Now, I was in a very small class of 19 students, 18 girls and one boy. It was the top class of “gifted” students and we were all very close and all pretty much friends, after having spent two or more years together. The class was racially and ethnically mixed so that we had black, white and Hispanic students. There had never been any issue among us. I had never looked at any of us as “black” or “white” because we were all friends. When I had gotten to my English class that morning, the teacher said we would be going to the library. That was odd in itself because we never wen to the library, but nothing was going the way it usually does that day. Still, I didn’t think much of it because I thought to myself, whatever is going on outside is not going to affect my class, we are all friends.

When we got to the library however, the usual students didn’t sit at tables with their closest friends. As happens in any group, you becomes somewhat closer to some than others. It was normal for me to be having lunch with Dora and meeting her in the morning for extra French help. Dora was black. Sandra, who was a black student, was very close friends with my friend Barbara, who was white…and so on. But, when we got to the library none of the usual little groups of friends sat together. All of the black students went to sit together at one table and were whispering among themselves. Those of us who remained didn’t know what to make of this and didn’t understand it. I’m sure I wasn’t the only one. We just took random seats at various tables. It was awkward, it was confusing, it was sad. Things pretty much stayed that way the whole day and maybe longer. When we walked through the halls to our classes, the breakdown stayed along racial lines. I was hurt, I didn’t know who to ask about what was going on. All I knew was that was the day I learned about “black” and “white” and that my classmates and I were not immune to this awareness of racial difference that kept others in society apart, as I had believed. I really thought that we saw beyond race to who the person was, but now I had to question that. We were all the same people that we were on the day before, but on April 5th, 1968 we didn’t see each other the same way. The teachers never stopped to address it either. Something unspoken changed that day. We would all go on to put this division behind us and finish out the school year as friends. We would all meet again in September and spend another year together, working and laughing and enjoying each other’s company. But we suffered a loss of innocence caused by our new awareness. Even though we were colorblind friends in our own classroom, in the outside world race made a difference, and it couldn’t be denied. My rose colored glasses had been shattered into black and white pieces.

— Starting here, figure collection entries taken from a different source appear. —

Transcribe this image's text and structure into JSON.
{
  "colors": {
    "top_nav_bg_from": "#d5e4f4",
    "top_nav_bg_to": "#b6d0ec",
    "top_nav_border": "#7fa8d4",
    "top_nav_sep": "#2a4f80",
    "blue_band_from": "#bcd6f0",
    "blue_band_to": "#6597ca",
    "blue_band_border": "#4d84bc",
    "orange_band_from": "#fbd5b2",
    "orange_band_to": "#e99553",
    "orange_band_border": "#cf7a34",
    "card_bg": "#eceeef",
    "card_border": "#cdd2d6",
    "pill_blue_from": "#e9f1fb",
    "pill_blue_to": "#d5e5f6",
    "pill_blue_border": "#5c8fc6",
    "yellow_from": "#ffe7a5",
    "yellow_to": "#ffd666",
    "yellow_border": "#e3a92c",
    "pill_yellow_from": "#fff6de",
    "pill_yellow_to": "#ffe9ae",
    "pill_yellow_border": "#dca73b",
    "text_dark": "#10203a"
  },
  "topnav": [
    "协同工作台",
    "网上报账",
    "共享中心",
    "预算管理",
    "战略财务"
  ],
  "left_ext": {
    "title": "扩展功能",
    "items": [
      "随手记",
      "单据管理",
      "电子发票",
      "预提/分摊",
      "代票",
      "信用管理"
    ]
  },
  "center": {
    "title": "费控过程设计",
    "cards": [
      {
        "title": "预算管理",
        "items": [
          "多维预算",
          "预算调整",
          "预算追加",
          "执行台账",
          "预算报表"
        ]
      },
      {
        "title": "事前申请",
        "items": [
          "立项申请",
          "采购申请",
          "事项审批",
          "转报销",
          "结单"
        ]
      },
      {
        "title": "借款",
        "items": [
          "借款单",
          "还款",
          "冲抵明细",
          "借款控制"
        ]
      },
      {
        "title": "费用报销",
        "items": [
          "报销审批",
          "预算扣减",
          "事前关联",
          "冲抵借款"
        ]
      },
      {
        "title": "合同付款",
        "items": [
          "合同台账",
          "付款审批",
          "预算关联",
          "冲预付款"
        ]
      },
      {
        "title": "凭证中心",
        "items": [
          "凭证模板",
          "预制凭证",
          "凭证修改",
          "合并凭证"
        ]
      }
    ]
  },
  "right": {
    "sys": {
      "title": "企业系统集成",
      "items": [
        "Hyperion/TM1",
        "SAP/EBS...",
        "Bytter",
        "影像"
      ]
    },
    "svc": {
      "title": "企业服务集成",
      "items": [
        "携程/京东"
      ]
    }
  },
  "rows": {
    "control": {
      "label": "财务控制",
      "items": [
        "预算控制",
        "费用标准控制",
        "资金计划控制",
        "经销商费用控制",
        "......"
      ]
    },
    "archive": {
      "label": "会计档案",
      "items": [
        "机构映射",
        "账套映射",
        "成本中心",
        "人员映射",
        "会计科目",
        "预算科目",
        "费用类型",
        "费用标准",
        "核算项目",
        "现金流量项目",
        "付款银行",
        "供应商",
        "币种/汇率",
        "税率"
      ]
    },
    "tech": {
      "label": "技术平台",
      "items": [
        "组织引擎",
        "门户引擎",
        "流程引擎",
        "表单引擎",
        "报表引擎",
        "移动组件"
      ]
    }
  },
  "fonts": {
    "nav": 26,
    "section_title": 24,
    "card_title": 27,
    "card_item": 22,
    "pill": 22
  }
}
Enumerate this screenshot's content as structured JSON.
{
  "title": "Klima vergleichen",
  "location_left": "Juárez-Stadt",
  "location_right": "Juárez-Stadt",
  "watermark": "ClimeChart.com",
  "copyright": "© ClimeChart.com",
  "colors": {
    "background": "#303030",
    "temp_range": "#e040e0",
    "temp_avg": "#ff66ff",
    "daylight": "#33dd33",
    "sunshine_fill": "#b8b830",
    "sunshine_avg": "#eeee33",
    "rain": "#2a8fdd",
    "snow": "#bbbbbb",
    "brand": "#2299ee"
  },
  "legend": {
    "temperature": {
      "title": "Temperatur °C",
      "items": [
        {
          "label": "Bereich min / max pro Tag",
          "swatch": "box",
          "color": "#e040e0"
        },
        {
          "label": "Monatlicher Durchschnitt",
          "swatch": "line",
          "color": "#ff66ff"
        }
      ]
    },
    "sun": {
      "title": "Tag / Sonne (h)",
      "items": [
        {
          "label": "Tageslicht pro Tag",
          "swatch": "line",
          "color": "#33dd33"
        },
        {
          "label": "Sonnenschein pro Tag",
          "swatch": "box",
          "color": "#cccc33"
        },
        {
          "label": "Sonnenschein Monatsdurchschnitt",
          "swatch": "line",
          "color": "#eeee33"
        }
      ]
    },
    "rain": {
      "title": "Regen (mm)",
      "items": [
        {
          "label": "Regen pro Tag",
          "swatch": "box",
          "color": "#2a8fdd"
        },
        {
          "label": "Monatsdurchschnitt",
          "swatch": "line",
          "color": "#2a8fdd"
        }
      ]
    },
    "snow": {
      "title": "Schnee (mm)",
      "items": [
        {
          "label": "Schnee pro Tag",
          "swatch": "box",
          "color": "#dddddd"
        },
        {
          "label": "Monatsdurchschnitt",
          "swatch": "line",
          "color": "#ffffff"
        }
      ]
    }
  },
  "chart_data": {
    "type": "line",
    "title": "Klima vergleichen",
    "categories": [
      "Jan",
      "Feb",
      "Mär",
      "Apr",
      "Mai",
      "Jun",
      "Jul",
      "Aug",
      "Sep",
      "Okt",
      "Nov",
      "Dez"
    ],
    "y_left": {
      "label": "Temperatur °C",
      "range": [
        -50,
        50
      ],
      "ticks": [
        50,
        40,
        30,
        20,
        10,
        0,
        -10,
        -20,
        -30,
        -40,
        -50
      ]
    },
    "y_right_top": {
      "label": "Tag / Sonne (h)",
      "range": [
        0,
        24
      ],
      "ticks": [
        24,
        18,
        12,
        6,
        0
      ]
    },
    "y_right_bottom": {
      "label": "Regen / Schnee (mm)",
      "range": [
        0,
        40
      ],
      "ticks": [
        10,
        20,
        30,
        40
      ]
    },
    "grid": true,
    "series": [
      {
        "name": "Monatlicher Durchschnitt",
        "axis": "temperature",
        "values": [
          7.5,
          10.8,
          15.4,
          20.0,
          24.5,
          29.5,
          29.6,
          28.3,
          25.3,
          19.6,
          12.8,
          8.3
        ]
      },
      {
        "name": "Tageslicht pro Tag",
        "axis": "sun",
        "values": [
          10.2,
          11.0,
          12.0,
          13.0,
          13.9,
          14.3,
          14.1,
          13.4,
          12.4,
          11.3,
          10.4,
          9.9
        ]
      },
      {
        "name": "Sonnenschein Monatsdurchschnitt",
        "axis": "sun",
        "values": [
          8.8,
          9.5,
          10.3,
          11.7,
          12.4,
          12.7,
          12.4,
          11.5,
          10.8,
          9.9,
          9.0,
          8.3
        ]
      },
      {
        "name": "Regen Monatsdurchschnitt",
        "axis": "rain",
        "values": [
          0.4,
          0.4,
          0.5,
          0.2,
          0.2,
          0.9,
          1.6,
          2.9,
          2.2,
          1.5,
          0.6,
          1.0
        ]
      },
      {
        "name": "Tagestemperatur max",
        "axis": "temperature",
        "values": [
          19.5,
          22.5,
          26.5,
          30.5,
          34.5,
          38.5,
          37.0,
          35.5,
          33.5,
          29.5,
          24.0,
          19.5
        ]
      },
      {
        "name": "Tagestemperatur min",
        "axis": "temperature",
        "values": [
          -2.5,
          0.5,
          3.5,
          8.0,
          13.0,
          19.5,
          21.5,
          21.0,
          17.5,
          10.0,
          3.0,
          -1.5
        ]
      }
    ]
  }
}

I poured my heart out into this essay, which was the first time I had talked or written about the experience that had taken place four years earlier. I handed it in to my teacher, expecting to get maybe a B or B+. A few days later, she handed back our essays. On the top of mine was a big A+ and a note saying I was a very talented writer. My English teacher, who had read countless papers of gifted, honor students, validated my writing ability that day. I can’t even describe what it meant to me to see the grade and her words which made me think maybe I can be a writer. Maybe one day people will want to read my words and care about what I have to say. She built up my confidence to an all time high. And it couldn’t have come at a better time, because I was headed to college where I would be writing many more papers and getting many more A’s.